锥广义凸性及其在多目标优化问题的最优性条件和对偶性中的应用

This project mainly focuses on the study of cone generalized convexity and its applications in optimality conditions and duality theory of multiobjectvie optimization, the contents of main researches are as follows: (1) We will propose new classes of cone generalized convexity and study their properties; (2) By using various types of cones, we will introduce new constraint qualifications, and use them to derive optimality conditions of multiobjective optimization, in terms of correlation thoeries such as nonsmooth analysis and and varational analysis; (3) Duality results are developed for nonsmooth multiobjective optimization problems, especially converse duality theorems. The implementation and accomplishment of this project not only improve and perfect multiobjectvie optimization theory, but also promote the applications in pratice.

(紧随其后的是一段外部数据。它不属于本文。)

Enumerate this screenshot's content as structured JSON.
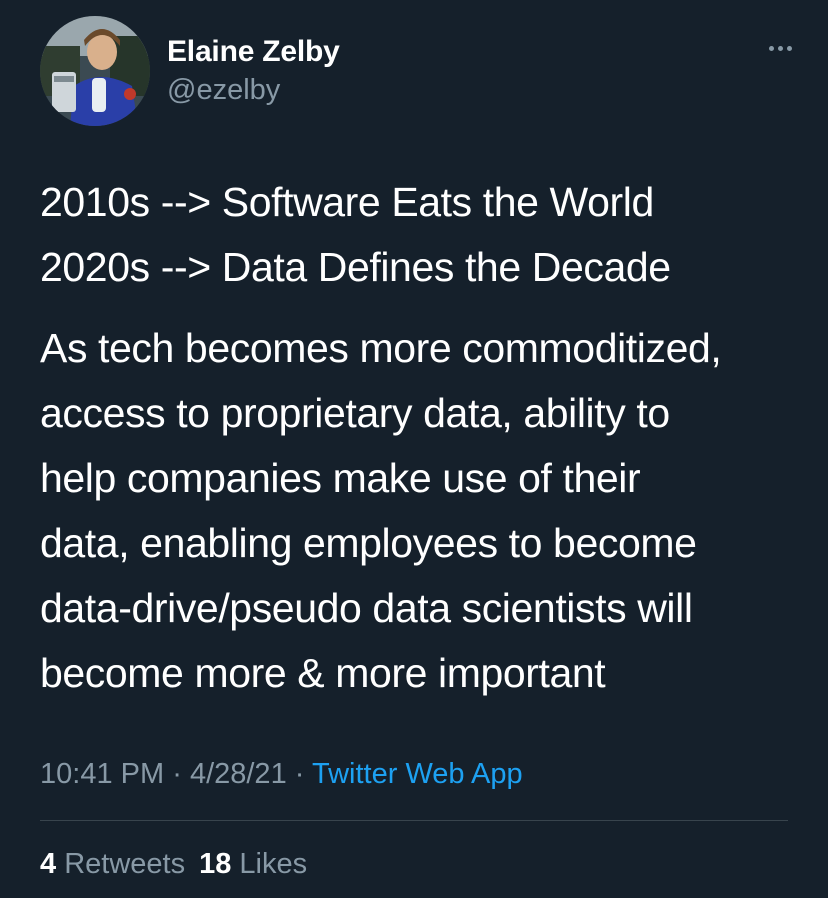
{
  "author": {
    "display_name": "Elaine Zelby",
    "handle": "@ezelby"
  },
  "tweet": {
    "lines_para1": [
      "2010s --> Software Eats the World",
      "2020s --> Data Defines the Decade"
    ],
    "lines_para2": [
      "As tech becomes more commoditized,",
      "access to proprietary data, ability to",
      "help companies make use of their",
      "data, enabling employees to become",
      "data-drive/pseudo data scientists will",
      "become more & more important"
    ]
  },
  "meta": {
    "time": "10:41 PM",
    "separator": "·",
    "date": "4/28/21",
    "source": "Twitter Web App"
  },
  "stats": {
    "retweets_count": "4",
    "retweets_label": "Retweets",
    "likes_count": "18",
    "likes_label": "Likes"
  },
  "icons": {
    "more": "more-horizontal-icon"
  },
  "colors": {
    "background": "#15202b",
    "primary_text": "#ffffff",
    "secondary_text": "#8899a6",
    "link": "#1da1f2",
    "divider": "#38444d"
  }
}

本项目重点研究锥广义凸性及其在多目标优化问题的最优性条件和对偶理论中的应用，主要内容包括：（1）提出新的锥广义凸性并研究其性质；（2）利用各种锥提出新的约束品性，结合非光滑分析和变分分析等相关理论建立多目标优化问题的最优性条件;（3）非光滑多目标优化问题的对偶性研究，重点是建立逆对偶定理。本项目的实施和完成不仅能丰富和完善多目标优化理论，而且也能促进在实际中的应用。

本项目研究锥广义凸性及其在多目标优化问题的最优性条件和对偶理论中的应用。我们按照预期计划主要研究了：新的广义凸性及其性质；新的约束品性；多目标优化问题的最优性条件；多目标优化问题的对偶性等。此外，我们考虑了一类新的近似真有效解。这些结果丰富和完善了多目标优化理论。本项目取得了一些成果，发表或接收论文6篇，其中SCI论文3篇。同时在该项目的支持下项目主持人获得了国家自然科学基金青年项目，且项目主持人入选“2017年中国（重庆）新加坡博士后国际培养交流计划”。